Husain, Penghulu CPNS di KUA Wangon yang menjadi salah satu inisiator pemanfaatan teknologi ini, menyampaikan bahwa adaptasi digital adalah keharusan bagi instansi pelayan publik. Menurutnya, pemanfaatan barcode bukan sekadar mengikuti tren, melainkan upaya serius untuk memastikan pesan-pesan bimbingan keluarga sampai ke tangan calon pengantin dengan cara yang lebih relevan dan tidak membosankan.
"Kami ingin meninggalkan cara-cara lama yang kaku. Melalui scan barcode ini, literasi pra nikah menjadi lebih fleksibel, bisa dibaca di mana saja dan kapan saja oleh pasangan calon pengantin. Sebagai aparatur muda, saya melihat potensi besar digitalisasi untuk menyentuh aspek edukasi yang selama ini mungkin kurang tersampaikan maksimal secara tatap muka karena keterbatasan waktu operasional kantor," jelas Husain.
Tuyan, seorang calon pengantin asal Desa Randegan yang akan mengikuti bimbingan pra nikah, merasa sangat terbantu dengan adanya inovasi ini. Ia menilai sistem ini sangat sesuai dengan kebutuhan anak muda yang sudah terbiasa dengan teknologi dalam aktivitas sehari-hari.

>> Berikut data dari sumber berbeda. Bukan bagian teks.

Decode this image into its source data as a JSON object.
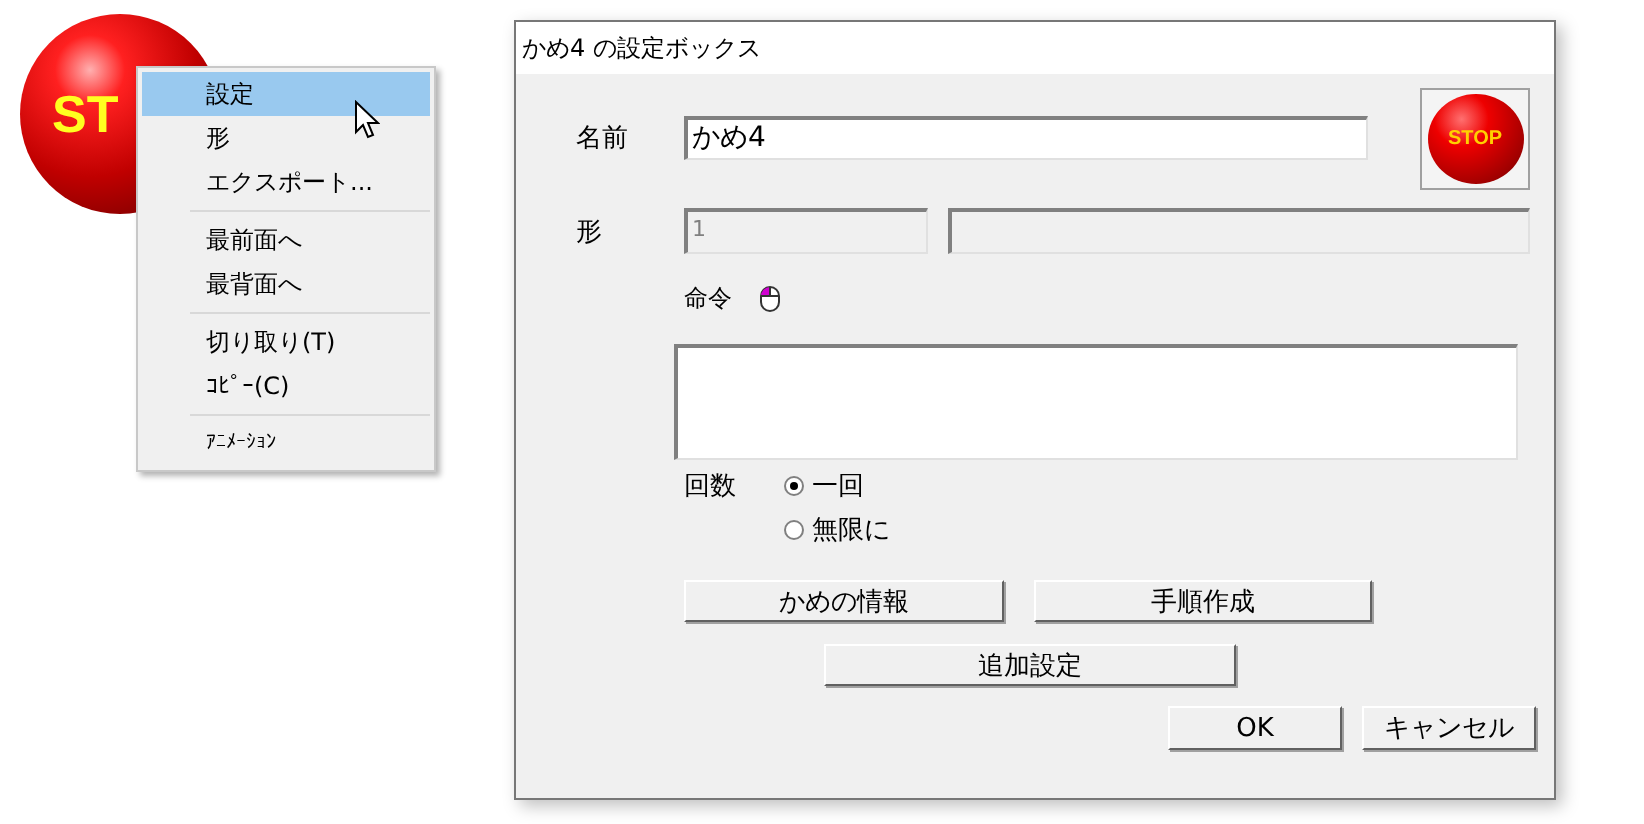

"Jujur ini sangat memudahkan. Saya tadi scan sambil nunggu antrean, ternyata isinya lengkap sekali, dari soal cara mengatur keuangan rumah tangga sampai tips komunikasi sama mertua. Caranya simpel, tidak perlu tumpukan brosur kertas lagi. Bagi saya yang dari Randegan, akses informasi seperti ini sangat bagus dan membuat urusan di KUA Wangon semakin menyenangkan," ungkap Tuyan dengan antusias. (jhr)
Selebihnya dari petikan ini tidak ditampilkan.